Interest rates factor into the calculus for borrowers, but the effect is muted compared to other market segments. Buyers at this price point typically have existing banking relationships and access to favorable terms. The more significant rate impact shows up at the margins, where a sustained high-rate environment might prompt some buyers to pause.

International Reach

Beyond the local market, Leslie J. Garfield’s partnership with London-based Russell Simpson has begun to expand the buyer pool in a tangible way. The arrangement allows both firms to co-market listings across their respective platforms, with referrals flowing in both directions.

“We’ve gotten referrals, and we’ve also sent referrals over there,” Rosengarten says. “It’s been a real bonus for the company.”

The partnership is still relatively early, but initial results point to a growing segment of internationally mobile buyers, executives whose companies are relocating, or individuals with property interests in multiple cities, who view New York as part of a broader portfolio rather than a single primary residence decision.

The Long Game in Business Development

Rosengarten’s approach to building her client base is notably methodical. Referrals account for roughly 30 percent of her business. The rest comes from sustained, direct outreach to property owners over years – sometimes decades.

She is currently listing a property at 512 East 87th Street after a decade of consistent contact with the owner. “It’s taken probably 10 years of constant contact, tactful pursuing of a property,” she explains.

The value she offers in those touchpoints goes beyond publicly available data. Sharing information about off-market activity gives owners something they cannot easily find elsewhere and positions her as a resource rather than just another agent seeking a listing.

Responsiveness is the other discipline she returns to consistently – returning calls and emails within an hour, treating competing brokers with the same professionalism as clients, and listening carefully to where sellers actually are in their thinking rather than pushing toward a timeline that suits the agent.

What the Next Year May Bring

Looking ahead through 2026, Rosengarten points to the stock market as the most direct indicator of townhouse sales activity. The relationship between equity markets and high-end real estate is well established, and buyers in this segment track both closely.

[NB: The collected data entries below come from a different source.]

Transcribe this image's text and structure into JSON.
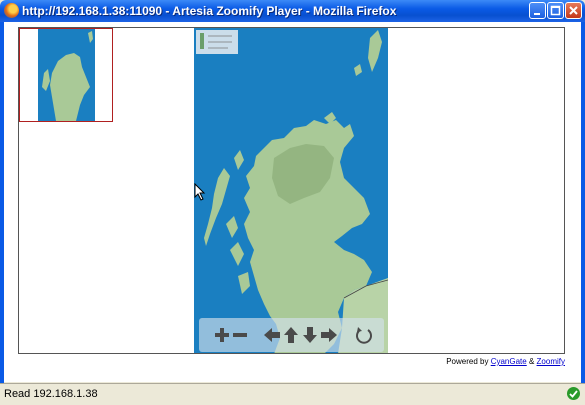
{
  "window": {
    "title": "http://192.168.1.38:11090 - Artesia Zoomify Player - Mozilla Firefox"
  },
  "viewer": {
    "powered_prefix": "Powered by",
    "powered_link1": "CyanGate",
    "powered_amp": "&",
    "powered_link2": "Zoomify",
    "toolbar": {
      "zoom_in_icon": "plus-icon",
      "zoom_out_icon": "minus-icon",
      "pan_left_icon": "arrow-left-icon",
      "pan_up_icon": "arrow-up-icon",
      "pan_down_icon": "arrow-down-icon",
      "pan_right_icon": "arrow-right-icon",
      "reset_icon": "reset-icon"
    },
    "colors": {
      "sea": "#1a7fc1",
      "land": "#a9c997",
      "thumb_border": "#b02020"
    }
  },
  "status": {
    "text": "Read 192.168.1.38"
  }
}
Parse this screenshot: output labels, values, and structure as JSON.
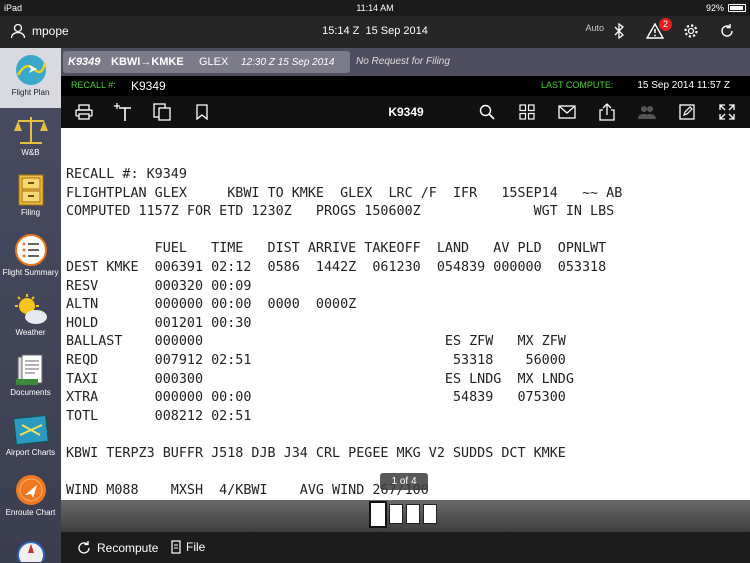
{
  "status_bar": {
    "device": "iPad",
    "clock": "11:14 AM",
    "battery": "92%"
  },
  "app_header": {
    "username": "mpope",
    "utc_time": "15:14 Z",
    "date": "15 Sep 2014",
    "auto_label": "Auto",
    "alert_count": "2"
  },
  "sidebar": {
    "items": [
      {
        "label": "Flight Plan",
        "icon": "flight-plan-icon"
      },
      {
        "label": "W&B",
        "icon": "scale-icon"
      },
      {
        "label": "Filing",
        "icon": "filing-cabinet-icon"
      },
      {
        "label": "Flight Summary",
        "icon": "flight-summary-icon"
      },
      {
        "label": "Weather",
        "icon": "weather-icon"
      },
      {
        "label": "Documents",
        "icon": "documents-icon"
      },
      {
        "label": "Airport Charts",
        "icon": "airport-charts-icon"
      },
      {
        "label": "Enroute Chart",
        "icon": "enroute-chart-icon"
      }
    ]
  },
  "flight_tab": {
    "tail": "K9349",
    "route": "KBWI→KMKE",
    "aircraft": "GLEX",
    "etd": "12:30 Z 15 Sep 2014",
    "note": "No Request for Filing"
  },
  "recall_bar": {
    "recall_label": "RECALL #:",
    "recall_value": "K9349",
    "last_compute_label": "LAST COMPUTE:",
    "last_compute_value": "15 Sep 2014 11:57 Z"
  },
  "toolbar": {
    "title": "K9349"
  },
  "document": {
    "lines": [
      "RECALL #: K9349",
      "FLIGHTPLAN GLEX     KBWI TO KMKE  GLEX  LRC /F  IFR   15SEP14   ~~ AB",
      "COMPUTED 1157Z FOR ETD 1230Z   PROGS 150600Z              WGT IN LBS",
      "",
      "           FUEL   TIME   DIST ARRIVE TAKEOFF  LAND   AV PLD  OPNLWT",
      "DEST KMKE  006391 02:12  0586  1442Z  061230  054839 000000  053318",
      "RESV       000320 00:09",
      "ALTN       000000 00:00  0000  0000Z",
      "HOLD       001201 00:30",
      "BALLAST    000000                              ES ZFW   MX ZFW",
      "REQD       007912 02:51                         53318    56000",
      "TAXI       000300                              ES LNDG  MX LNDG",
      "XTRA       000000 00:00                         54839   075300",
      "TOTL       008212 02:51",
      "",
      "KBWI TERPZ3 BUFFR J518 DJB J34 CRL PEGEE MKG V2 SUDDS DCT KMKE",
      "",
      "WIND M088    MXSH  4/KBWI    AVG WIND 267/100"
    ]
  },
  "pager": {
    "label": "1 of 4",
    "current_page": 1,
    "total_pages": 4
  },
  "bottom_bar": {
    "recompute_label": "Recompute",
    "file_label": "File"
  },
  "colors": {
    "accent_green": "#4cd137",
    "sidebar_bg": "#44475a",
    "badge_red": "#e02020"
  }
}
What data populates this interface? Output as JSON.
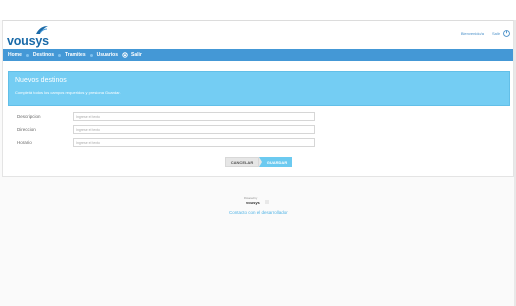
{
  "header": {
    "logo_text": "vousys",
    "welcome_label": "Bienvenido/a",
    "logout_label": "Salir"
  },
  "nav": {
    "items": [
      {
        "label": "Home"
      },
      {
        "label": "Destinos"
      },
      {
        "label": "Tramites"
      },
      {
        "label": "Usuarios"
      },
      {
        "label": "Salir"
      }
    ]
  },
  "banner": {
    "title": "Nuevos destinos",
    "subtitle": "Completá todos los campos requeridos y presiona Guardar."
  },
  "form": {
    "fields": [
      {
        "label": "Descripcion",
        "placeholder": "Ingrese el texto"
      },
      {
        "label": "Direccion",
        "placeholder": "Ingrese el texto"
      },
      {
        "label": "Horario",
        "placeholder": "Ingrese el texto"
      }
    ],
    "cancel_label": "CANCELAR",
    "save_label": "GUARDAR"
  },
  "footer": {
    "credit_small": "Powered by",
    "credit_brand": "vousys",
    "contact_label": "Contacto con el desarrollador"
  },
  "colors": {
    "nav_bg": "#4498d6",
    "banner_bg": "#74cdf3",
    "save_bg": "#6ccaf0",
    "logo": "#1a6aa8"
  }
}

“Real estate tends to follow suit from the stock market,” she says. “People are very mindful of where we are financially in the world.” Sustained rate increases or prolonged market volatility could extend the current wait-and-see posture among some buyers. But downturns also create their own opportunities, particularly for buyers who were priced out during stronger periods and now see a window to act.

The broader misconception Rosengarten pushes back on is the recurring idea that New York is losing its appeal. Political transitions, tax concerns, and economic uncertainty generate short-term anxiety that rarely translates into lasting behavioral change. “New York is resilient, and everybody comes back,” she says. The post-COVID period supports that view, with the majority of those who left during the pandemic having since returned.

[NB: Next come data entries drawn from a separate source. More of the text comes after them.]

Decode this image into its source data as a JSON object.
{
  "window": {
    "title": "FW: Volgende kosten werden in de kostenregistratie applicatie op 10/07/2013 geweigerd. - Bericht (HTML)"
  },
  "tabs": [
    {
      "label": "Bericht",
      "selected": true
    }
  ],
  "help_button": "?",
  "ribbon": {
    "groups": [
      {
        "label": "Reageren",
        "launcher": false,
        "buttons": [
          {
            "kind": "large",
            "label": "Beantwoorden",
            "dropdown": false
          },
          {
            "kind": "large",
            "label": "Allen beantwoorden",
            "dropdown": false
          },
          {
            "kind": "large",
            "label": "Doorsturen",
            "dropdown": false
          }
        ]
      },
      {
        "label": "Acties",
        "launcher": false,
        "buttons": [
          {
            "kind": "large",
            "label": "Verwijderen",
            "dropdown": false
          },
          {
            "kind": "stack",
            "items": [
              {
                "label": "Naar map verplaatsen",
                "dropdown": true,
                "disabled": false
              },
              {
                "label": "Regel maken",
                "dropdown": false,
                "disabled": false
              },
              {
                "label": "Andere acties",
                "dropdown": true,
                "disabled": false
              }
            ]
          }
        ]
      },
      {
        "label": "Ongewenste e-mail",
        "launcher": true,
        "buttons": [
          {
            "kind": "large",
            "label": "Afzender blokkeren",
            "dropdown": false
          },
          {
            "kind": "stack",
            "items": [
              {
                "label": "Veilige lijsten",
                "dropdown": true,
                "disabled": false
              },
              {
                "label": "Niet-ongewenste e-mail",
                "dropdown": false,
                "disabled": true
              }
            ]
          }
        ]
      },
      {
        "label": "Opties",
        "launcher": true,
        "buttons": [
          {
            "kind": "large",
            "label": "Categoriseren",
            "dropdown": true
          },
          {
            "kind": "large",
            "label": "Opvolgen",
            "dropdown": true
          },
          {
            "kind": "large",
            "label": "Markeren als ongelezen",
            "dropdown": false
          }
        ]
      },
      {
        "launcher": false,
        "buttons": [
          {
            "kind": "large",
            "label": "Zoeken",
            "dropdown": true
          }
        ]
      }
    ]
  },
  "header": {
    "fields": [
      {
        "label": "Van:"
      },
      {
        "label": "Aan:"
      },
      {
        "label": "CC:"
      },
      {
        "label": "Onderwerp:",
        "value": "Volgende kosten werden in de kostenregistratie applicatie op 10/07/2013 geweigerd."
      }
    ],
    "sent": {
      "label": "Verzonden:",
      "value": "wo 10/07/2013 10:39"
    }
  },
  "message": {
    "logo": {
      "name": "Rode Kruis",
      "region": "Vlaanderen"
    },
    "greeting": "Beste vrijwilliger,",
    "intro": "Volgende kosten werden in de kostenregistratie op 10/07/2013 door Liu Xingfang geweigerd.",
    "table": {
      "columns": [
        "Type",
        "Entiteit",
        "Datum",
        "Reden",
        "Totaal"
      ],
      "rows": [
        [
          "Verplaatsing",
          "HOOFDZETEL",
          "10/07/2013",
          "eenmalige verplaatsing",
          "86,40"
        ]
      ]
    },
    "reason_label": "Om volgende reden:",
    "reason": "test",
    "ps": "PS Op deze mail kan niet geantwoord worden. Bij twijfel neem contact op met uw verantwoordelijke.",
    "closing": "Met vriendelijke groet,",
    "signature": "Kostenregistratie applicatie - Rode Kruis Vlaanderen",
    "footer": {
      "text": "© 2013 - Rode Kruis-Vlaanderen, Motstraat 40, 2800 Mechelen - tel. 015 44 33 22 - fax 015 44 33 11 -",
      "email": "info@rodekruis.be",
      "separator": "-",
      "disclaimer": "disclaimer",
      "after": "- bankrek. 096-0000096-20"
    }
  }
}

For the townhouse segment specifically, the fundamentals remain sound. Inventory is constrained, demand from families seeking space and privacy in established neighborhoods remains consistent, and active buyers tend to be well-capitalized and decisive. The market is not moving fast, but it is moving – and for a segment defined by scarcity and long holding periods, that steadiness may matter more than pace.

About the Expert: Lydia Rosengarten is a Senior Real Estate Advisor at Leslie J. Garfield & Co. in New York City, where she has specialized in Upper East Side townhouses since 1996.

This article is based on information provided by the expert source cited above. It is intended for general informational purposes only and does not constitute legal, financial, or real estate advice. Readers should conduct their own research and consult qualified professionals before making any real estate or financial decisions.